No deaths reported from quake
A fire official says there were no fatalities or major injuries in Ridgecrest after the earthquake on Friday night. Kern County Fire Chief David Witt also said Saturday there were no major building collapses but some structures could be weakened from the back-to-back quakes.
Amusement parks closed
The quake affected amusement parks across two states. Six Flags Magic Mountain in Santa Clarita and Disneyland in Orange County closed their rides while the Big Apple Coaster swayed at the New York-New York hotel in Las Vegas.
Dozens of aftershocks reported
Dozens of aftershocks have been reported following Friday evening’s 7.1-magnitude earthquake that hit near Ridgecrest, just one day after a 6.4 magnitude quake rocked the area,CBS Los Angeles reports. Most of the aftershocks have been less than 3 magnitude.
California governor issues emergency declaration
Governor Gavin Newsom issued an emergency declaration in response to the damage reported in Ridgecrest.
“On behalf of all Californians, I offer my heartfelt support to those affected by tonight’s earthquake near Ridgecrest. The State of California will continue to offer support to aid residents in the region,” he said in a statement.
“I have also activated the State Operations Center in Mather, California to its highest level and the center is already working closely with state, federal and local emergency managers and first responders.”

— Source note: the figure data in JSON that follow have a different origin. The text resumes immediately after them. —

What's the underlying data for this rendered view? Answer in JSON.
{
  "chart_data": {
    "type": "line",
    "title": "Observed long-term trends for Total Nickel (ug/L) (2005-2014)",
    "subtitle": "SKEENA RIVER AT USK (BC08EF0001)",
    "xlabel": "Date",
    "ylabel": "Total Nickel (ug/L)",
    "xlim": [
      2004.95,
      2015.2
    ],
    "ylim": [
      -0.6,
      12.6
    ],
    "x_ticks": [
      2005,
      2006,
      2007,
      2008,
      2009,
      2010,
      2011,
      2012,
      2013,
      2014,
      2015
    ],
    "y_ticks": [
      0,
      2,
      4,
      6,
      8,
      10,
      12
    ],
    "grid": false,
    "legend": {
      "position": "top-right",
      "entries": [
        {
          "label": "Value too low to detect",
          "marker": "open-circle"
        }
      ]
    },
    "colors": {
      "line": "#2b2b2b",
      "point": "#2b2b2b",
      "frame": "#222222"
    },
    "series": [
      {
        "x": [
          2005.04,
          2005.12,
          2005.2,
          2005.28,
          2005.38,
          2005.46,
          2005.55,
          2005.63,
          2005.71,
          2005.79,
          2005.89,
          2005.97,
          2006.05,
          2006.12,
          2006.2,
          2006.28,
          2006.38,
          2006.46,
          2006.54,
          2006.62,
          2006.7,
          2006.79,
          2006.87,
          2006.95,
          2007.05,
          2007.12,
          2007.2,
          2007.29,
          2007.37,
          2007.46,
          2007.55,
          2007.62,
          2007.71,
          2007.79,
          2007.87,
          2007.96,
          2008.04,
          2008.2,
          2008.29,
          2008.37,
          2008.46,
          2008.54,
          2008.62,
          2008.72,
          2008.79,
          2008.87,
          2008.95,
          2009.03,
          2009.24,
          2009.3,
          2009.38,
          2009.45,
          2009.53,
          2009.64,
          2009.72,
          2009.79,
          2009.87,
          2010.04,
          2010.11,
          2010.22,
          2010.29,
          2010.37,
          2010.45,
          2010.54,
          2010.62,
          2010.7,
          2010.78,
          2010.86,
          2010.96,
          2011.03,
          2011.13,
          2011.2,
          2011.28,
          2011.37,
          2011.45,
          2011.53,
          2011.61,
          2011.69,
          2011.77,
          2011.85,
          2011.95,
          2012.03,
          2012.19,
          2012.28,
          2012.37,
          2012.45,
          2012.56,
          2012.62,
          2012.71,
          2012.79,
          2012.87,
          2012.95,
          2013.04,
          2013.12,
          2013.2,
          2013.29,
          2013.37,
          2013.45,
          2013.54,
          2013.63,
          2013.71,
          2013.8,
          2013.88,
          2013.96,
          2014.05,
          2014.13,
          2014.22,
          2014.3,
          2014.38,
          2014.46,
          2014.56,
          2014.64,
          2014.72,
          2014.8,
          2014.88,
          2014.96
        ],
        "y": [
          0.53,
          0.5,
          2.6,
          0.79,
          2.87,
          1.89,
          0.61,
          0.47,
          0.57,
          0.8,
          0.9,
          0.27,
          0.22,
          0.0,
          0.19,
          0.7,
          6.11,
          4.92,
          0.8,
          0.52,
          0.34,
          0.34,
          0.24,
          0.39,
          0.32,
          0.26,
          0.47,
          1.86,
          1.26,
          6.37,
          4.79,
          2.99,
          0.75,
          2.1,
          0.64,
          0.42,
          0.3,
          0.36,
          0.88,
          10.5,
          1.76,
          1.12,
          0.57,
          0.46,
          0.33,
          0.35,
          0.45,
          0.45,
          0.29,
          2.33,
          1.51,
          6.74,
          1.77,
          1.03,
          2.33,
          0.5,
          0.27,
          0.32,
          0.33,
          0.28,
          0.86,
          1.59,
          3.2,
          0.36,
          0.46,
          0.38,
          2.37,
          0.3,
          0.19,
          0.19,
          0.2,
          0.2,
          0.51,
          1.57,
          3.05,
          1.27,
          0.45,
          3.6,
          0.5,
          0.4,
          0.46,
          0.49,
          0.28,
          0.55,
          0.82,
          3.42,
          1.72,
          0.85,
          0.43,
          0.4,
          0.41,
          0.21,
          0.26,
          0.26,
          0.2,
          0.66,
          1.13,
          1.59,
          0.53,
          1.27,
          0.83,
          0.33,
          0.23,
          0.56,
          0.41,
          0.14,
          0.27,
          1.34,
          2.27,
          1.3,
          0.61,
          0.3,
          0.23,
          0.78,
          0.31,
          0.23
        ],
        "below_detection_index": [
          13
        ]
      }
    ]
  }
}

Officials assessing damage in Kern County
Authorities are going street to street assessing the damage in Kern County. Local fire officials are concerned about the structural integrity of a church in Tronc, CBS Los Angeles reported.
Houses throughout the town were strewn with books, fallen televisions and broken glass, but most concerning is the structural damage and cracks that can be seen in foundations.
“I was inside the house and it started shaking,” resident Randy Witcher said. “I was in my lounge chair and it started shaking and it continued.”
“I fell down on the front porch,” he said. “It was very loud. You talk about a train rumbling, and that is what it sounds like.”
More aftershocks expected
There’s a very good chance the region could get more 5 magnitude aftershocks. There is a 1 in 20 chance the region could get a bigger earthquake.
Seismologist Lucy Jones said there have been more than a thousand aftershocks since a 6.4 magnitude quake rattled the same region on Independence Day. That tremor is now considered a foreshock to the much larger quake Friday night. If the 7.1 measurement sticks, it would be the largest earthquake to shake the region in two decades.